G'day all,
Having used a cheap $30 spot welder for a while with a set of large SLA batteries, I was lusting after a KWeld with all the fruit.
After consulting with the ministry of finance I ended up with another Aliexpress spot welder, some new cables and an Aliexpress 16V 500F SuperCap pack.
This board as 12 MOSFETS, can do dual pulse and has no manual switch input. I put an 100A shunt on some long (1M) 6AWG cables and hooked it up to the caps to try and measure switching times and inductive pulses at switch off. The rise time was ~180uS and the fall time was ~1400uS. No inductive pulses to be seen because the turn off was so damn slow. On the other hand, I was seeing ~900A at 8V.
The gate control circuit is an opto-coupler as a pull up to the +ve rail, and a 4.7K resistor to bleed it back down. Slow to rise, much slower to fall.
So, mods. Firstly I wanted a location for a flyback diode, and a TVS to prevent avalanching the fets with longer cables. These fets are rated to 1418mJ avalanche, and I have 12 of them, but if I can avoid it entirely that'd be nice. I also wanted to see what I could modify to improve the current handling a bit.
I started with a socket for a footswitch. Easy. Just interrupt the signal from the -ve probe to the uC and run it via a socket. If i have a plug in the socket it's manual, and if not then it's auto. From there to replacing the brass bus bars on the back with some
4.13.1mm dia copper, routed to give me a point to terminate the diodes.
The last one I wanted to tackle was the MOSFET driver. Probing around showed the uC was driving the optocoupler by pulling the cathode down, anode to +5V. I settled on an MCP1406 because it handles the inverted input. I also ordered some low ESR 330uF poly caps. That was tacked onto part of the opto footprint with the +ve rail and caps dead-bugged on the top. Input and output were straight from the adjacent pins on the opto footprint and power to the +ve rail via a 1N1418 and series 39 ohm resistor to be a bit kind to the diode on power up.
Measurements using a current limited PSU (rather than the caps) indicated over 2 concurrent 100ms pulses, the gate drive voltage dived about a volt. Removing the 4.7K pull down resistor solved that, so the gate drive is a solid VCC-~0.3V at maximum pulse length (2x100ms) even when the input voltage has dropped below 1V. The uC keeps running because as soon as it wants to fire it turns off the display and beeper to conserve the logic rail.
I hooked the caps back up and did some 2ms pulses into the shunt. Saw ~1000A at 8V and ~1700A at 14V. I could improve that significantly by tweaking the cables (in theory ~2100A in the config I'm looking at), but that's enough to blow holes in things so it'll do for now.
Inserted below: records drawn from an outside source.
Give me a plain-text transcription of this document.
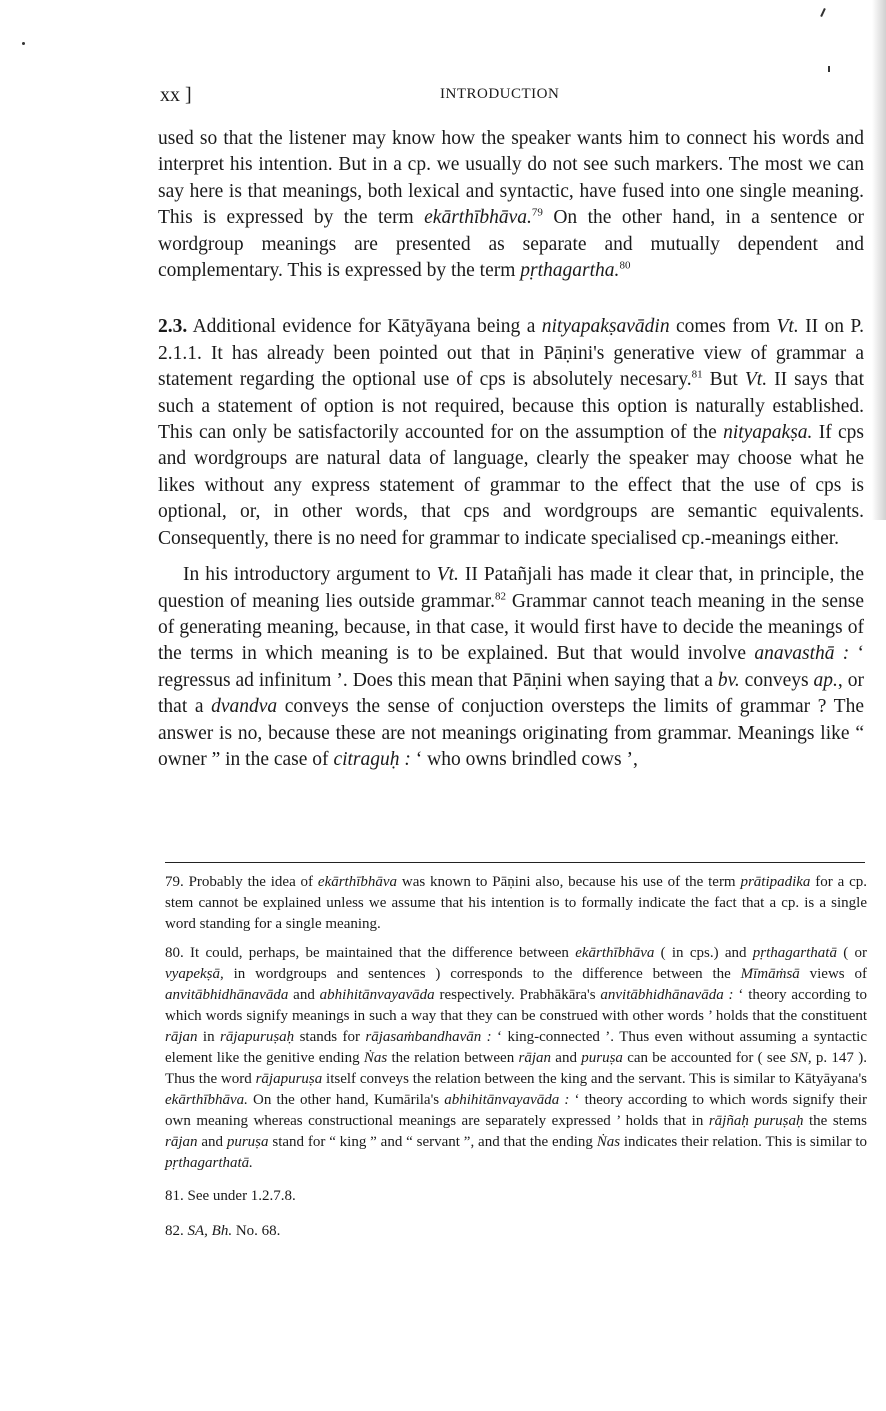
xx ]	INTRODUCTION

used so that the listener may know how the speaker wants him to connect his words and interpret his intention. But in a cp. we usually do not see such markers. The most we can say here is that meanings, both lexical and syntactic, have fused into one single meaning. This is expressed by the term ekārthībhāva.$^{79}$ On the other hand, in a sentence or wordgroup meanings are presented as separate and mutually dependent and complementary. This is expressed by the term pṛthagartha.$^{80}$

2.3. Additional evidence for Kātyāyana being a nityapakṣavādin comes from Vt. II on P. 2.1.1. It has already been pointed out that in Pāṇini's generative view of grammar a statement regarding the optional use of cps is absolutely necesary.$^{81}$ But Vt. II says that such a statement of option is not required, because this option is naturally established. This can only be satisfactorily accounted for on the assumption of the nityapakṣa. If cps and wordgroups are natural data of language, clearly the speaker may choose what he likes without any express statement of grammar to the effect that the use of cps is optional, or, in other words, that cps and wordgroups are semantic equivalents. Consequently, there is no need for grammar to indicate specialised cp.-meanings either.

In his introductory argument to Vt. II Patañjali has made it clear that, in principle, the question of meaning lies outside grammar.$^{82}$ Grammar cannot teach meaning in the sense of generating meaning, because, in that case, it would first have to decide the meanings of the terms in which meaning is to be explained. But that would involve anavasthā : ‘ regressus ad infinitum ’. Does this mean that Pāṇini when saying that a bv. conveys ap., or that a dvandva conveys the sense of conjuction oversteps the limits of grammar ? The answer is no, because these are not meanings originating from grammar. Meanings like “ owner ” in the case of citraguḥ : ‘ who owns brindled cows ’,

79. Probably the idea of ekārthībhāva was known to Pāṇini also, because his use of the term prātipadika for a cp. stem cannot be explained unless we assume that his intention is to formally indicate the fact that a cp. is a single word standing for a single meaning.

80. It could, perhaps, be maintained that the difference between ekārthībhāva ( in cps.) and pṛthagarthatā ( or vyapekṣā, in wordgroups and sentences ) corresponds to the difference between the Mīmāṁsā views of anvitābhidhānavāda and abhihitānvayavāda respectively. Prabhākāra's anvitābhidhānavāda : ‘ theory according to which words signify meanings in such a way that they can be construed with other words ’ holds that the constituent rājan in rājapuruṣaḥ stands for rājasaṁbandhavān : ‘ king-connected ’. Thus even without assuming a syntactic element like the genitive ending Ṅas the relation between rājan and puruṣa can be accounted for ( see SN, p. 147 ). Thus the word rājapuruṣa itself conveys the relation between the king and the servant. This is similar to Kātyāyana's ekārthībhāva. On the other hand, Kumārila's abhihitānvayavāda : ‘ theory according to which words signify their own meaning whereas constructional meanings are separately expressed ’ holds that in rājñaḥ puruṣaḥ the stems rājan and puruṣa stand for “ king ” and “ servant ”, and that the ending Ṅas indicates their relation. This is similar to pṛthagarthatā.

81. See under 1.2.7.8.

82. SA, Bh. No. 68.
Rise time is now ~2-3uS and fall time is ~5uS. There is a decent turn off spike to ~28V and that is nicely managed/clamped by the BZW50-15 TVS and 100BGQ045 flyback diode.
Not surprisingly it welds a bit more consistently now, and those cheap aliexpress caps can seriously supply some current.
Some simple measuring and modeling shows resistances in the order of :
- 10AWG input cables : 1.8mOhm
- 6AWG welding cables : 2.3mOhm
- Board and terminations : 1mOhm
- MOSFETS : 0.1mOhm
- Battery : 2.1mOhm
- Shunt : 1mOhm
Total cost about $260. $223 for the caps and welder board and the rest on parts & sundries (including new probes and cables).
Board front & back. All the bus-bar work was done using a hot air pre-heater at about 150C on the other side of the board. It was impossible to solder otherwise.


Shunt for testing. Pulses > 20ms warm it up very quickly.

PS. Yes I know the soldering looks like snot. Unfortunately as I've aged I seem to have picked up a pretty determined shake. So much so I can almost solder both ends of an 0805 simultaneously while trying to hold the iron still.